Back in 2015, when creative director Clint Hocking and his team began crafting the near-future world of Watch Dogs: Legion, some of the biggest technology companies in the world were confidently describing skies buzzing with package-delivery drones and streets alive with autonomous vehicles. 3-D printers, common. AR games, viral. Cryptocurrency, for everyone. Into the game they went.
Technology moves faster than game development. For a speculative fiction game about mass surveillance, that creates some problems. “Technology companies—Tesla, Amazon—had started talking publicly about pretty aggressive timelines, schedules, and regulations,” Hocking said in an interview with WIRED. Navigating the marketing babble, his team overshot the mark. On October 29, Watch Dogs: Legion will release as both a game and a time capsule from 2015, back when a couple of big, stock-inflating daydreams painted a picture for 2020 that’s still far from materializing. It’s cute, like remembering how in the ’80s, your geeky friend wouldn’t shut up about how Star Trek’s Holodecks would so totally happen. Except these forecasts are from just yesterday.

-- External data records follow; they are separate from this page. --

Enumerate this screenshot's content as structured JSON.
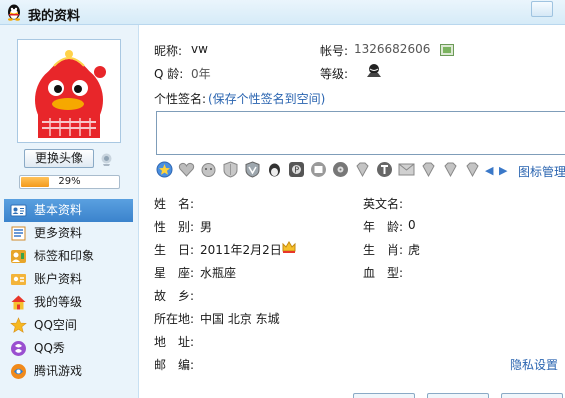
{
  "window": {
    "title": "我的资料"
  },
  "sidebar": {
    "change_avatar_label": "更换头像",
    "completion_percent": 29,
    "completion_text": "29%",
    "items": [
      {
        "label": "基本资料",
        "icon": "person-card-icon",
        "active": true
      },
      {
        "label": "更多资料",
        "icon": "document-list-icon",
        "active": false
      },
      {
        "label": "标签和印象",
        "icon": "tag-icon",
        "active": false
      },
      {
        "label": "账户资料",
        "icon": "account-icon",
        "active": false
      },
      {
        "label": "我的等级",
        "icon": "level-house-icon",
        "active": false
      },
      {
        "label": "QQ空间",
        "icon": "qzone-star-icon",
        "active": false
      },
      {
        "label": "QQ秀",
        "icon": "qqshow-icon",
        "active": false
      },
      {
        "label": "腾讯游戏",
        "icon": "tencent-game-icon",
        "active": false
      }
    ]
  },
  "profile": {
    "nickname_label": "昵称:",
    "nickname_value": "vw",
    "account_label": "帐号:",
    "account_value": "1326682606",
    "qage_label": "Q 龄:",
    "qage_value": "0年",
    "level_label": "等级:",
    "signature_label": "个性签名:",
    "signature_link": "(保存个性签名到空间)",
    "badge_manage": "图标管理",
    "privacy_link": "隐私设置"
  },
  "fields": {
    "name_label": "姓　名:",
    "name_value": "",
    "english_name_label": "英文名:",
    "english_name_value": "",
    "gender_label": "性　别:",
    "gender_value": "男",
    "age_label": "年　龄:",
    "age_value": "0",
    "birthday_label": "生　日:",
    "birthday_value": "2011年2月2日",
    "zodiac_label": "生　肖:",
    "zodiac_value": "虎",
    "constellation_label": "星　座:",
    "constellation_value": "水瓶座",
    "blood_label": "血　型:",
    "blood_value": "",
    "hometown_label": "故　乡:",
    "hometown_value": "",
    "location_label": "所在地:",
    "location_value": "中国  北京  东城",
    "address_label": "地　址:",
    "address_value": "",
    "postcode_label": "邮　编:",
    "postcode_value": ""
  },
  "colors": {
    "accent_blue": "#3b83cc",
    "link_blue": "#2a64b0",
    "progress_orange": "#f39a1c",
    "avatar_red": "#e8262a"
  }
}
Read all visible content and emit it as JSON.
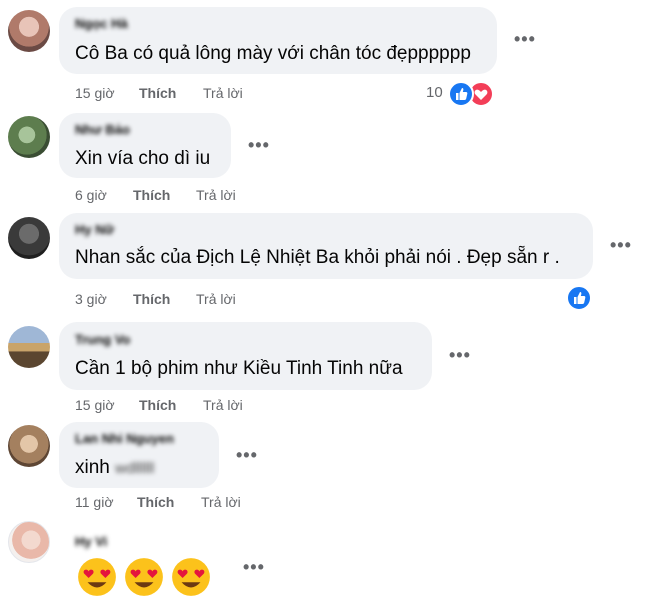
{
  "comments": [
    {
      "author": "Ngọc Hà",
      "text": "Cô Ba có quả lông mày với chân tóc đẹpppppp",
      "time": "15 giờ",
      "like_label": "Thích",
      "reply_label": "Trả lời",
      "reaction_count": "10",
      "reactions": [
        "like-icon",
        "love-icon"
      ]
    },
    {
      "author": "Như Bảo",
      "text": "Xin vía cho dì iu",
      "time": "6 giờ",
      "like_label": "Thích",
      "reply_label": "Trả lời"
    },
    {
      "author": "Hy Nữ",
      "text": "Nhan sắc của Địch Lệ Nhiệt Ba khỏi phải nói . Đẹp sẵn r .",
      "time": "3 giờ",
      "like_label": "Thích",
      "reply_label": "Trả lời",
      "reactions": [
        "like-icon"
      ]
    },
    {
      "author": "Trung Vo",
      "text": "Cần 1 bộ phim như Kiều Tinh Tinh nữa",
      "time": "15 giờ",
      "like_label": "Thích",
      "reply_label": "Trả lời"
    },
    {
      "author": "Lan Nhi Nguyen",
      "text": "xinh",
      "text_blurred": "wdllllll",
      "time": "11 giờ",
      "like_label": "Thích",
      "reply_label": "Trả lời"
    },
    {
      "author": "Hy Vi",
      "emojis": [
        "heart-eyes-emoji",
        "heart-eyes-emoji",
        "heart-eyes-emoji"
      ]
    }
  ],
  "colors": {
    "bubble": "#f0f2f5",
    "meta_text": "#65676b",
    "like_blue": "#1877f2",
    "love_red": "#f33e58"
  }
}
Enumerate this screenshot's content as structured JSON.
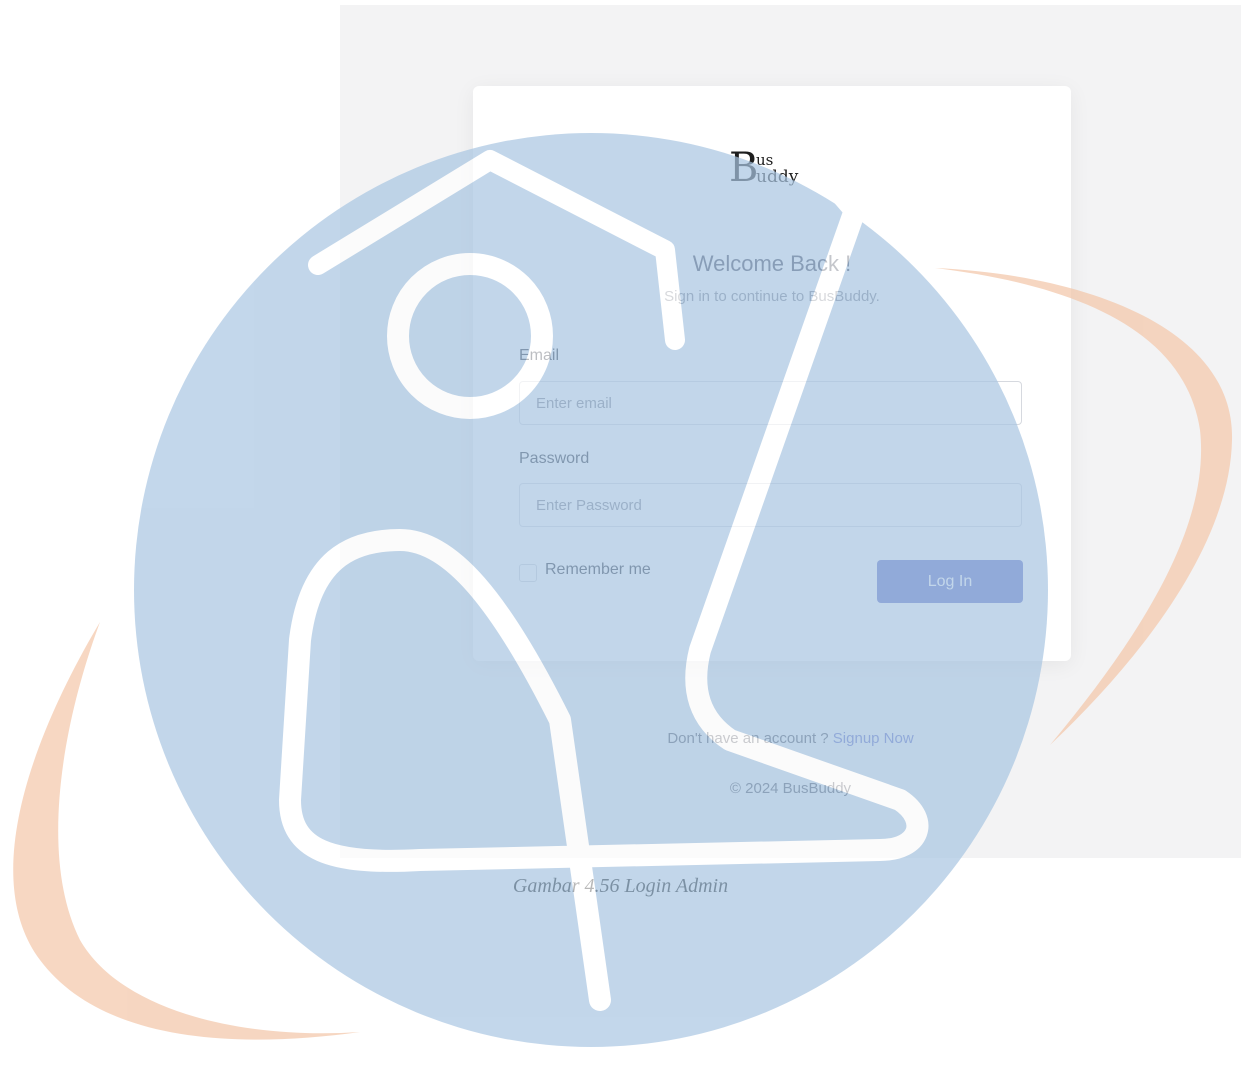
{
  "logo": {
    "b": "B",
    "us": "us",
    "uddy": "uddy"
  },
  "heading": "Welcome Back !",
  "subtitle": "Sign in to continue to BusBuddy.",
  "email": {
    "label": "Email",
    "placeholder": "Enter email"
  },
  "password": {
    "label": "Password",
    "placeholder": "Enter Password"
  },
  "remember_label": "Remember me",
  "login_button": "Log In",
  "signup_prompt": "Don't have an account ?",
  "signup_link": "Signup Now",
  "copyright": "© 2024 BusBuddy",
  "caption": "Gambar 4.56 Login Admin",
  "colors": {
    "accent": "#5b68c4",
    "page_bg": "#f3f3f4",
    "watermark_blue": "#a9c6e2",
    "watermark_orange": "#f3c6a8"
  }
}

Hocking’s team didn’t have a crystal ball, or an all-knowing AI, to tell the future. But even pushing aside the unpredictable, like the Covid-19 pandemic, Watch Dogs: Legion’s vision for the impending surveillance dystopia flounders because it tracked tech, not people.
Watch Dogs: Legion takes place in a painstakingly reconstructed, sometime-in-the-future London, now a lightly gritty surveillance state. The government has done a poor job responding to years of economic turmoil, and a private military-surveillance organization called Albion has essentially replaced the police with combat drones and shiny checkpoint scanners. You play as an operative in the chaotic-good, anti-corporate hacking collective DeadSec, recently framed for a mass bombing attack.
You’re not just an operative, though. Watch Dogs: Legion populates its world with over nine million playable characters, procedurally generated with faces and bodies matched through algorithms to animations, voice lines, and backstories. In a little box above them, you’ll see where they’re going, along with their relationships, jobs, and proficiencies. As a DeadSec operative, you can tap passersby on the shoulder to recruit them to your cause.
“In earlier Watch Dogs games it was fairly superficial. Your ability to profile people was shallow,” says Hocking. “You could see a couple facts about them, a couple things in the storyline. It was much more about the story. Now in the game, the people are much more simulated, much more deeply real.”
Two of my starting character options were podcasters. (The future is full of podcasters). I went with podcaster Sebastian White, a milquetoast delinquent-type who hacks into online video games and likes to swear. He, or somebody else I recruit, will eventually go up against the real villain, a terrorist entity known as Zero Day, whose avatar early on in the game told me that “It’s time for a hard reset.”
Playing for several hours, I never once felt like I embodied Sebastian White or receptionist Margit Horvath or anyone else on my team of recruits, whose epistemic status exists somewhere between heroes, non-playable characters, and toy soldiers. Watch Dogs: Legion’s humans are difficult to connect to when a new recruit’s origin story is, unwaveringly: You walk up to a random person on the street, hit a button, candidly confirm membership of a reportedly violent terrorist group, ask if they want to take down the government, and then drive across town to do them some hazardous favor. Afterward, they suddenly reach commensurate levels of anti-government sentiment and are indebted to you forever. Oh, and they’re all competent hackers.